Le (1) dans LibreOffice est un fichier .odb qui soit contient directement
une base de données au format de LibreOffice, soit les informations
permettant de se connecter à "autre chose" : classeur, base externe
(mysql, postgres, access, etc.).
Ceci est la première "raison" de l'existence du fichier .odb.
Un fichier odb peut aussi comprendre des formulaires (avec une
source "tableur" ils ne permettent que la consultation des données)
et des "rapports".
La troisième raison est le (2) ci-dessus : le publipostage nécessite
que la base soit "connue", référencée. Ce référencement n'est possible
qu'avec des bases de données ODF (donc pas directement un classeur).
Christophe DEPREZ wrote
...que je renomme toujours en nom du
classeur.odb ... et que j'enregistre dans le même répertoire)

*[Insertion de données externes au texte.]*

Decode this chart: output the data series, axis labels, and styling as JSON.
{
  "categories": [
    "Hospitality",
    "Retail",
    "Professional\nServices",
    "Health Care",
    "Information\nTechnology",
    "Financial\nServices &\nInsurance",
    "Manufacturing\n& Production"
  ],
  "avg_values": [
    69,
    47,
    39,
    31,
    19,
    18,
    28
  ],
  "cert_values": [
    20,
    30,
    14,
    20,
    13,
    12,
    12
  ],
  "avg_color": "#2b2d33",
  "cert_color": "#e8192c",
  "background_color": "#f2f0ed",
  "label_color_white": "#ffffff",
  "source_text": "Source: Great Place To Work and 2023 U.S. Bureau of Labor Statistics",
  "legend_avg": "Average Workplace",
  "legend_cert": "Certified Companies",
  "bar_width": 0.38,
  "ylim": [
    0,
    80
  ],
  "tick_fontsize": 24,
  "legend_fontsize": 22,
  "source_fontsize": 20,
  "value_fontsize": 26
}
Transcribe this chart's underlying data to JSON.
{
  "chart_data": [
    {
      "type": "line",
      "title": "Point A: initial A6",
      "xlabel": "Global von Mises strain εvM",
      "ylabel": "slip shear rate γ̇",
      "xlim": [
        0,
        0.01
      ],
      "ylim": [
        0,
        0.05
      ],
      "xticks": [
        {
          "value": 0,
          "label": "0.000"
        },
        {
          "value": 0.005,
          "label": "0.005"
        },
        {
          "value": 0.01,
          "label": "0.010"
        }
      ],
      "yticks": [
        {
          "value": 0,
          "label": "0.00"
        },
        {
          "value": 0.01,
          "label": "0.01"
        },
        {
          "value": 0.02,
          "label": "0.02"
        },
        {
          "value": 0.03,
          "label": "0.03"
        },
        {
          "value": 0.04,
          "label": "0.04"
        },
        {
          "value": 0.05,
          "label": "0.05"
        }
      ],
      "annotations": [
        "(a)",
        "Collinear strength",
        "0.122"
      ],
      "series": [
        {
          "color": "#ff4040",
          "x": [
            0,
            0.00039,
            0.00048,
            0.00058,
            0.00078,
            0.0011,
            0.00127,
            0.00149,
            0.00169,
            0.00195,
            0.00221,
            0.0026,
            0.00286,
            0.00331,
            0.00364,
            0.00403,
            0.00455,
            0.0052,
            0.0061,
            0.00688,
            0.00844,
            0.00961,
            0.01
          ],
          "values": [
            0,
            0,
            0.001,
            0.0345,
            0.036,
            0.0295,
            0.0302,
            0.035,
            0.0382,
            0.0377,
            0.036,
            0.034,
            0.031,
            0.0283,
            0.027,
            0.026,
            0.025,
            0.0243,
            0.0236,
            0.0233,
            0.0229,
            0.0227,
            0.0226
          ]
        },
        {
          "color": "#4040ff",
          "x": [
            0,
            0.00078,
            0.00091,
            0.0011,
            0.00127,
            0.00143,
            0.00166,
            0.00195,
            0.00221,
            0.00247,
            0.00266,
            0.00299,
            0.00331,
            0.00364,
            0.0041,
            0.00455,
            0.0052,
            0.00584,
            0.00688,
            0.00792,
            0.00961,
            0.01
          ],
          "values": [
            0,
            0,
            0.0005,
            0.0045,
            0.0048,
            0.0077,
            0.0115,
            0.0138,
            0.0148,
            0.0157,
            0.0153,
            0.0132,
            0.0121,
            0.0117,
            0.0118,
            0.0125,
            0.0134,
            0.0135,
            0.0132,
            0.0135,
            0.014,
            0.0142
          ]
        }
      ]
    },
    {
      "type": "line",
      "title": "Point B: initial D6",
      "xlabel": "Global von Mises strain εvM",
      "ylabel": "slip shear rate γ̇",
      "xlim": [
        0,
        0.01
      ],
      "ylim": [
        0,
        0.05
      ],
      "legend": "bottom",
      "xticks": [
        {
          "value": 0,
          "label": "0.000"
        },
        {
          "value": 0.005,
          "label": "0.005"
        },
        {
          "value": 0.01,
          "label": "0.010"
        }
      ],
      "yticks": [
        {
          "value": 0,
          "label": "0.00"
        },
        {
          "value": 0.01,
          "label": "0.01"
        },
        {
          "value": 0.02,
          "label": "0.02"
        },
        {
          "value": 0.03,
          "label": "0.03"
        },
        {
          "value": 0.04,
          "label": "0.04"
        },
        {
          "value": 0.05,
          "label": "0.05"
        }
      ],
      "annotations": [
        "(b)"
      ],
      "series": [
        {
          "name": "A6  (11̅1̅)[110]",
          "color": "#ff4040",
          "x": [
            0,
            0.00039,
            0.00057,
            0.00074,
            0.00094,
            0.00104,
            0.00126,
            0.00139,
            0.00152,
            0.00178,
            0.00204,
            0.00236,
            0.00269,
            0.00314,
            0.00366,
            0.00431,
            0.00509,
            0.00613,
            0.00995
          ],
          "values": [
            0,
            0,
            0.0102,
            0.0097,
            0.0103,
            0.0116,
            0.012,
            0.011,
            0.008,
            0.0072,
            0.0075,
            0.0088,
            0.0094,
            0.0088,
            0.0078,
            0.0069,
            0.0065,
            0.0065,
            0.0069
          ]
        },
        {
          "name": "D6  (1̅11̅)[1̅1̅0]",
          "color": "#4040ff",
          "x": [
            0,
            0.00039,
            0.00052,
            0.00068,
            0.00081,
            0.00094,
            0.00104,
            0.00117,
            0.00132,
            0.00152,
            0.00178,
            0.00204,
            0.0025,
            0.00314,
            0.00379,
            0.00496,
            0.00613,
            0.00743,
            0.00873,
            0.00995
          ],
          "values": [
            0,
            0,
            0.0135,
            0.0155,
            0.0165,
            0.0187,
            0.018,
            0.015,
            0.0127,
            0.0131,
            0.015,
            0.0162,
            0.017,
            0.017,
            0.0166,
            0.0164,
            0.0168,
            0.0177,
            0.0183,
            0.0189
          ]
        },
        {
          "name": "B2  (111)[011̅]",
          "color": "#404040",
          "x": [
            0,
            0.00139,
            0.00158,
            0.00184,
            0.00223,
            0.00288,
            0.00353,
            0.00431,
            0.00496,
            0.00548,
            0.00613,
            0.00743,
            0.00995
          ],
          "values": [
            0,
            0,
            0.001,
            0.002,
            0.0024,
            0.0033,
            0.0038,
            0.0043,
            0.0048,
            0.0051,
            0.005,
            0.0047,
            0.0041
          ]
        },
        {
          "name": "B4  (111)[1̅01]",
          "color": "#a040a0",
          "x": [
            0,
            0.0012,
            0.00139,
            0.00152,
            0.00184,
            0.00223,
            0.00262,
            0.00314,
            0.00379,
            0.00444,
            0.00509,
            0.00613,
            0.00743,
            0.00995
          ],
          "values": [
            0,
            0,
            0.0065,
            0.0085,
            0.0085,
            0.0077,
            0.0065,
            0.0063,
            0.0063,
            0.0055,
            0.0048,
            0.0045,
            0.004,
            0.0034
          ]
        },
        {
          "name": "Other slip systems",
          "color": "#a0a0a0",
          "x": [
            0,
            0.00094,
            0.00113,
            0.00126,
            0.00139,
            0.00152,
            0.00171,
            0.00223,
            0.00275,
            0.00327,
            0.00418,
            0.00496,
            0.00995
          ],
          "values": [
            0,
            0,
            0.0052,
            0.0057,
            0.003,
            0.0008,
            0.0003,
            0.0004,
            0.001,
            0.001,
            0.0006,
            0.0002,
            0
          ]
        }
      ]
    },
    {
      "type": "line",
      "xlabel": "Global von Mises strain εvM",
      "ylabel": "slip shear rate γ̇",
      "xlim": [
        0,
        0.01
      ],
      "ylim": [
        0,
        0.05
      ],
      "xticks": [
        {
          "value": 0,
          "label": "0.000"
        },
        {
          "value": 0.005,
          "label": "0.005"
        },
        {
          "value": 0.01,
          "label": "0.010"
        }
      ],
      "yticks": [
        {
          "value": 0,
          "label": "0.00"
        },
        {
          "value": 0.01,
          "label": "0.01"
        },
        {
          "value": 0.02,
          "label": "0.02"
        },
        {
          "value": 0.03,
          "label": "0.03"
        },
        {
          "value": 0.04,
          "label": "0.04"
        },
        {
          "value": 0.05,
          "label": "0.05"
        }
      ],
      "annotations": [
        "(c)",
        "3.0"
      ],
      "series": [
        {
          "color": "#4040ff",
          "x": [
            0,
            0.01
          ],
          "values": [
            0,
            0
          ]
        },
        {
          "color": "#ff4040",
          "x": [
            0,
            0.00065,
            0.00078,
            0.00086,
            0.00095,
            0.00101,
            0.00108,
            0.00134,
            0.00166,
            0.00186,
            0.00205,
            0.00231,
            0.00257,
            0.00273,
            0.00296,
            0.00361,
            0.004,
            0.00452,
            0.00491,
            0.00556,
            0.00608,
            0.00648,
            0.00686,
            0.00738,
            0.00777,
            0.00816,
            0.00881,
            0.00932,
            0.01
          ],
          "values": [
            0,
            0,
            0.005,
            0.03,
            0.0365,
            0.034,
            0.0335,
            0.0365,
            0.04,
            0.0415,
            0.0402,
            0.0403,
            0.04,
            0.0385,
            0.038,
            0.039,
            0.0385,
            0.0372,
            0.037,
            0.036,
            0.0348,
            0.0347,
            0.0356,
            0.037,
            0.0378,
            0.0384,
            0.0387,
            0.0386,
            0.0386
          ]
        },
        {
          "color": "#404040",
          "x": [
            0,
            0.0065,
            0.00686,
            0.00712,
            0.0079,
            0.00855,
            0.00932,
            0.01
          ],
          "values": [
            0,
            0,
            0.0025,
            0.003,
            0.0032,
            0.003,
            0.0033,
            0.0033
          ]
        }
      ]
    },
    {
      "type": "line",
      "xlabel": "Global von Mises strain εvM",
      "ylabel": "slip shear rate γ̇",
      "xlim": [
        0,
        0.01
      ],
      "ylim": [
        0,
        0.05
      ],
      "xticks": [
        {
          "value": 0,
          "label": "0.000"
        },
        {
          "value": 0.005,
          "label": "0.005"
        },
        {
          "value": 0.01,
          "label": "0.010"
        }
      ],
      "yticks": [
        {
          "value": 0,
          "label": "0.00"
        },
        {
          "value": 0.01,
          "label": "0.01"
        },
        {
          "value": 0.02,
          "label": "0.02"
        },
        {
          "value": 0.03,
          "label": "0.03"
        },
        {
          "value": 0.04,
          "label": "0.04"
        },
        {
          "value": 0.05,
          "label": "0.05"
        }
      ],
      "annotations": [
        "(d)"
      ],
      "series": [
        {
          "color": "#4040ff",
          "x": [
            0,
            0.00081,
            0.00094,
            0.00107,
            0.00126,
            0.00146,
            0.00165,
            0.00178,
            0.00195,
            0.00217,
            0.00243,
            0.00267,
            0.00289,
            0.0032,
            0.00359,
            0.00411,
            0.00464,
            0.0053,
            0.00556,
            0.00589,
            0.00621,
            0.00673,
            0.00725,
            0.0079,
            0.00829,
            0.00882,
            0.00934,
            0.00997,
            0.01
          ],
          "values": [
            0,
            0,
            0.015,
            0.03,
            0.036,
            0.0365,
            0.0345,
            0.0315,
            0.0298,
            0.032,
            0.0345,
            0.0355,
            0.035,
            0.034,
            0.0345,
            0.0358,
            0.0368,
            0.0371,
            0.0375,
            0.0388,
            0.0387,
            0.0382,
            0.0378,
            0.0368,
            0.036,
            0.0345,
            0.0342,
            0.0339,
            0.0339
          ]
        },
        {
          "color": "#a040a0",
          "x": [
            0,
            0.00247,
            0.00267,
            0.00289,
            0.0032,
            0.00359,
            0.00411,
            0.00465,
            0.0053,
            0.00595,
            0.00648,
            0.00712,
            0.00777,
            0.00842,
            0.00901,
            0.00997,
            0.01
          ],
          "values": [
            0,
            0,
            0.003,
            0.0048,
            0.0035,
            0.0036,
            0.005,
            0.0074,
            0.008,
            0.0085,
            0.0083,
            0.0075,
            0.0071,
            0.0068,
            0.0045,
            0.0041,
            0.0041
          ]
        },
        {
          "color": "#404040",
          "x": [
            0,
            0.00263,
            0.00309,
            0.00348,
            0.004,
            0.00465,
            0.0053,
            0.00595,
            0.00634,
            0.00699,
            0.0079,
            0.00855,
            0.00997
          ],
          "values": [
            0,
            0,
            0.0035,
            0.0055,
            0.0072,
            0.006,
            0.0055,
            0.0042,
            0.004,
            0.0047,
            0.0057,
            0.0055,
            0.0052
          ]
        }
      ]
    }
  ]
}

Lors des formations sur le publipostage, nombre de stagiaires
s'interrogent sur l'utilisation/l'utilité de cette base.
Cette remarque est tout à fait pertinente car elle révèle les
"défauts" (AMA) de la création "transparente" du fichier odb
En formation je présente (et préconise) toujours la création "aidée"
de la base de données. Cette FAQ détaille tout cela :
https://wiki.documentfoundation.org/FR/FAQ/Writer/129
Par ailleurs je voudrais lever une ambiguïté potentielle :
Jean Michel PIERRE wrote
Ce fichier est le connecteur au fichier Calc.Il en a le même nom.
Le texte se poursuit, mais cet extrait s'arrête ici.